What is the new technical idea?
As a result of deployment of new smart grid technologies, the electric power industry is faced with new and changing cybersecurity threats, vulnerabilities, and the need for requirements applicable to the smart grid, both broadly and in specific areas such as applied cryptography, and cybersecurity for microgrids. The new technical idea is to adapt existing cybersecurity best practice methodologies and tools and to understand how to apply them in the electric sector, while identifying gaps and unique requirements for the grid that require new methodologies and tools.  NIST will address these challenges through research conducted in the NIST Smart Grid Testbed facility, leading the Smart Electric Power Alliance (SEPA) Cybersecurity Committee (SGCC) to evaluate of cybersecurity policies and measures in industry standards, and develop relevant guidance documents for the smart grid cybersecurity community.

What is the research plan?
Device authentication and behavior analysis for edge grid devices in a smart grid environment 
This project will investigate various means for device authentication within the smart grid environment.  Researching practices already implemented in the IT space (x509 certificates, Trusted Platform Modules (TPM), etc) and how to implement them in a distributed grid system while mapping to their associated levels of assurance.  In this project, a device authentication scenario will be implemented in the Smart Grid Test Bed and security features will be enabled to analyze their feasibility on devices. The first task will be to list the varying ways device identities can be stored within smart grid devices.  The second task will be to implement these varying device identities and authentication mechanisms within the Smart Grid Test Bed.  The end result will be a document that encapsulates the implementation, the performance results gathered, and discuss their implications of smart grid systems.

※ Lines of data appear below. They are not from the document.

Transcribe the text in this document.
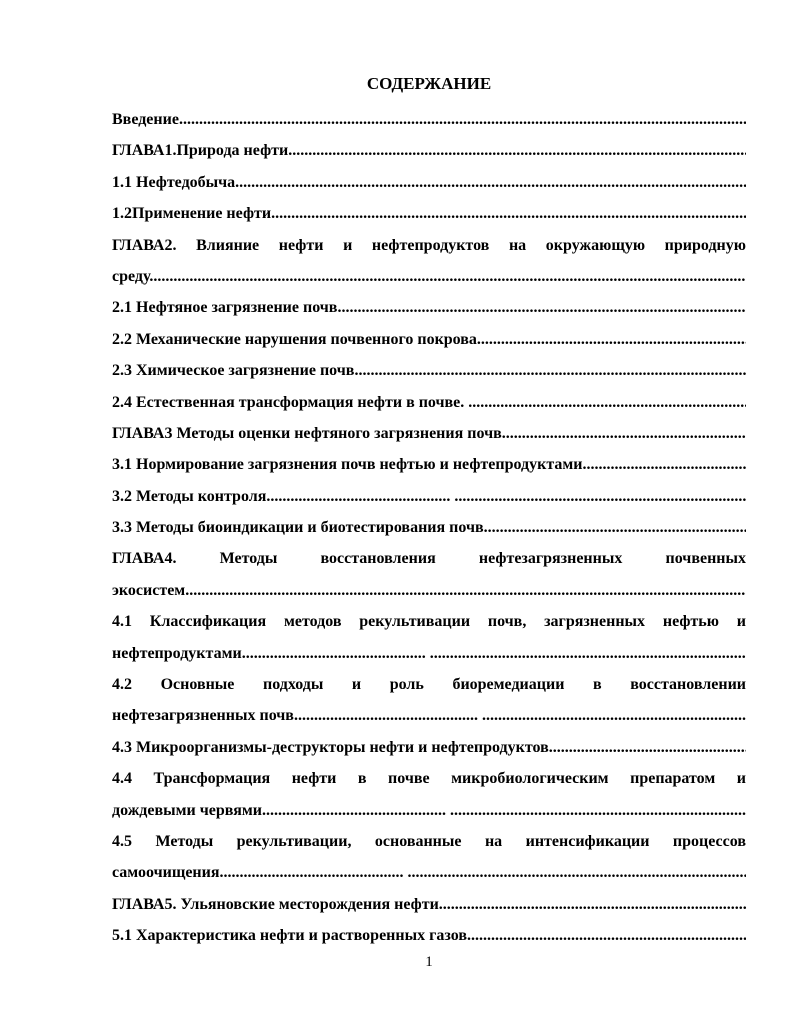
СОДЕРЖАНИЕ
Введение .....
ГЛАВА1.Природа нефти .....
1.1 Нефтедобыча .....
1.2Применение нефти .....
ГЛАВА2. Влияние нефти и нефтепродуктов на окружающую природную
среду .....
2.1 Нефтяное загрязнение почв .....
2.2 Механические нарушения почвенного покрова .....
2.3 Химическое загрязнение почв .....
2.4 Естественная трансформация нефти в почве. .....
ГЛАВА3 Методы оценки нефтяного загрязнения почв .....
3.1 Нормирование загрязнения почв нефтью и нефтепродуктами .....
3.2 Методы контроля.............................................. .....
3.3 Методы биоиндикации и биотестирования почв .....
ГЛАВА4. Методы восстановления нефтезагрязненных почвенных
экосистем .....
4.1 Классификация методов рекультивации почв, загрязненных нефтью и
нефтепродуктами.............................................. .....
4.2 Основные подходы и роль биоремедиации в восстановлении
нефтезагрязненных почв.............................................. .....
4.3 Микроорганизмы-деструкторы нефти и нефтепродуктов .....
4.4 Трансформация нефти в почве микробиологическим препаратом и
дождевыми червями.............................................. .....
4.5 Методы рекультивации, основанные на интенсификации процессов
самоочищения.............................................. .....
ГЛАВА5. Ульяновские месторождения нефти .....
5.1 Характеристика нефти и растворенных газов .....
1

Smart Grid Architecture Cybersecurity Framework (CSF) Profile for Voltage Control
For this work effort, the Cybersecurity Framework (CSF) is being used to compare and contrast distribution system voltage control within two grid architectures—the previously-explored PNNL High-DER architecture and a current, conventional architecture. A CSF Profile would be the primary means of expressing these differences in the achievement of voltage control within the two architectures. The first task will consist of meeting with relevant stakeholders to understand voltage control within the context of a current, conventional architecture as well as within the previously-explored PNNL High-DER architecture.  Special attention will be paid to compare & contrast voltage control strategies within the 2 architectures as well as the associated cybersecurity considerations.

The 2nd task will involve prioritizing CSF Subcategory outcomes for the delivery of voltage control within a current, conventional architecture as well as within the previously-explored High-DER architecture. Additionally, the team shall identify considerations for power system stakeholders in achieving voltage control and/or the desired cybersecurity outcomes within the architectures.

The 3rd task will involve documenting the target Profile—the prioritization of the CSF subcategories and associated cybersecurity considerations—in a NISTIR or NIST Technical Note.  The Profile will compare/contrast the delivery of voltage control within the two different architectures (High-DER vs. conventional architecture) and the associated cybersecurity considerations for power system stakeholders. It is intended that the Profile will also incorporate updated NERC CIP to CSF mappings (i.e., current NERC CIP <-> CSF v1.1).
 

Examining the Cybersecurity Requirements of New Grid Architectures
A major finding of the Smart Grid Interoperability Framework, Revision 4, is that the logical interface categories of NISTIR 7628 are generally applicable to emerging interfaces in new system architectures, but that all security practices from the bulk power system may not be relevant to or useful for new domains in which those interfaces occur. The program will therefore explore the mapping of logical interfaces to the new system architectures, with a specific focus on identifying those cybersecurity practices that can be used for, or adapted to, the new interfaces. The work will also identify gaps in cybersecurity protections that may result from the different operational and integration requirements between the conventional Bulk Power System focused and the new DER focused logical interfaces.